The day he said that, the average daily price of gasoline had already been creeping back up, climbing to $3.74. Naturally, neither Biden nor his team at the White House have addressed what everyone is starting to see, which is the price of gasoline is headed north again. Instead of being honest about what’s happening, he resorted to another one of his staples from the unifying grab bag – blaming the rising costs on gas stations, demanding that they just lower the price.

That’s not how any of this works, and it’s infuriating that he’s essentially scapegoating a ton of independent small business owners who have as much control over the price of gasoline as you or I do. So since he won’t talk about why prices are climbing again, I will, so you understand why and how to vote accordingly.

Gasoline price is a function of not just the spot price of oil, but it also relies heavily on U.S. refining capacity. The oil is the raw ingredient, but it’s useless unless it’s refined into what goes into your tank. There was a small refinery that came online in North Dakota in 2020, but before that, the last major refinery built in the United States was in 1976. Want to take a guess how many cars were on the road in the United States then? About 140 million. Today, we’re in the neighborhood of 280 million of them, much to the chagrin of Pete Buttigieg and Jennifer Granholm, very few of them are electric. We’ve doubled the amount of cars on the road.

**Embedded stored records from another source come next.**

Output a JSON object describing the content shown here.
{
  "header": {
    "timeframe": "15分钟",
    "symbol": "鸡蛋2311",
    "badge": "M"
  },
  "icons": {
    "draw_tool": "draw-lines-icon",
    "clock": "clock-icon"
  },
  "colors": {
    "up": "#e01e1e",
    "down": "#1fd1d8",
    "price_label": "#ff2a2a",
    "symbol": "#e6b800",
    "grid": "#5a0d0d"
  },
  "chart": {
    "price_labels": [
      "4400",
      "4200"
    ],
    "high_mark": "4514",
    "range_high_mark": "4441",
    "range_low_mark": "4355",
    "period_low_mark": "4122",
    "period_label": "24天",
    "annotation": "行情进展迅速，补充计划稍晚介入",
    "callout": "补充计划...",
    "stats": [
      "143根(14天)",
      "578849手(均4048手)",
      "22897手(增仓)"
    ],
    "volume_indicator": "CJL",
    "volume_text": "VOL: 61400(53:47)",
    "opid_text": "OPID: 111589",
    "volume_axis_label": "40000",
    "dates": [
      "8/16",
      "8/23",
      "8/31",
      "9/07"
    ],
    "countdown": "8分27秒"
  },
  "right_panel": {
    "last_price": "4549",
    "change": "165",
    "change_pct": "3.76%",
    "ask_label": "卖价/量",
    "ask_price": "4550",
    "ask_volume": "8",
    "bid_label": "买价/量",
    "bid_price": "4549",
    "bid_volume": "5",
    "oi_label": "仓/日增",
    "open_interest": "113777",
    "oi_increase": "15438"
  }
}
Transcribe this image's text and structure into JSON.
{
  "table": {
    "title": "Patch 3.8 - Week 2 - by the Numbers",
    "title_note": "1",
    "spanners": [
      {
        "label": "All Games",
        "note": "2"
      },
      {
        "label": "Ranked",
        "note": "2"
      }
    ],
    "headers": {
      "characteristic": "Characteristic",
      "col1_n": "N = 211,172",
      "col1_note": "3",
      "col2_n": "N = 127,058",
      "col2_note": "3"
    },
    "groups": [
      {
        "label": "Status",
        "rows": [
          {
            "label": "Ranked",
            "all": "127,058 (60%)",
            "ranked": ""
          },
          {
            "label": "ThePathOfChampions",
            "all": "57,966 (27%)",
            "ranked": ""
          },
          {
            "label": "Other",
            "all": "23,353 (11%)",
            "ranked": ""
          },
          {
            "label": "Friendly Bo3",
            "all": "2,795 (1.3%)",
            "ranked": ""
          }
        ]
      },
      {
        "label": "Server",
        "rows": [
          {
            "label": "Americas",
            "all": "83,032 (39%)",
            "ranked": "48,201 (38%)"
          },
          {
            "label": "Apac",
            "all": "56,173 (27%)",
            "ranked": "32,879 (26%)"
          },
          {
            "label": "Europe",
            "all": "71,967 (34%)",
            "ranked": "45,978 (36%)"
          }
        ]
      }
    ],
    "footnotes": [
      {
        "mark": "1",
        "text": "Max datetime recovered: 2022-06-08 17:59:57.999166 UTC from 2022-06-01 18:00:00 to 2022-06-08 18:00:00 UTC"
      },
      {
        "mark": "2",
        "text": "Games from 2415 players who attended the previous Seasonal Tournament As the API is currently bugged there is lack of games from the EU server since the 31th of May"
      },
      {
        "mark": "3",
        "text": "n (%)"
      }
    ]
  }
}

Now let’s take into consideration population. In 1976, there were 218 million Americans consuming fuel, even if they didn’t own a car. Anything people buy or use is based upon a supply chain that has trucks, ships, trains or delivery cars involved in getting stuff from manufacturing to ownership. In 2022, the U.S. population is a little over 332 million people. So just to check the scorecard, we have twice as many cars and 114 million people’s worth of infrastructure growth. That’s a lot of pressure on existing refining capacity to stay well north of 90% in order to keep up with the growing demand.

Now add in a fire at the refinery in Toledo, Ohio, causing other refineries to siphon off gas from their regions to kept the Upper Midwest with some supply, and refineries out west having to go down with planned maintenance and repairs after a summer of running at full capacity, and hurricane season now threatening the refineries in the Gulf, there are going to be disruptions in refining capacity for the foreseeable future. And that means gas, regardless of the price of oil, is going to go up. Joe Biden’s answer of telling gas station owners to just drop the price is something I would expect out of a second grader, not a politician that’s been in Washington for 50 years.

As early voting begins in some states, and the rest of the country going to the polls in a month or so, gasoline and the price of everything that it touches or moves around the country climbs again, no Joe Biden wishcasting is going to help out Democrats with their closing message. People who see another jump in inflation, another jump in interest rates, and $4 dollar gas being referred to as the good old days are not going to be very forgiving at the ballot box. Joe Biden can try his Obi-Wan ‘this is not the rising gas prices you’re seeing’ all he wants. Voters are going to see James Carville as Yoda saying ‘It’s the economy, stupid.’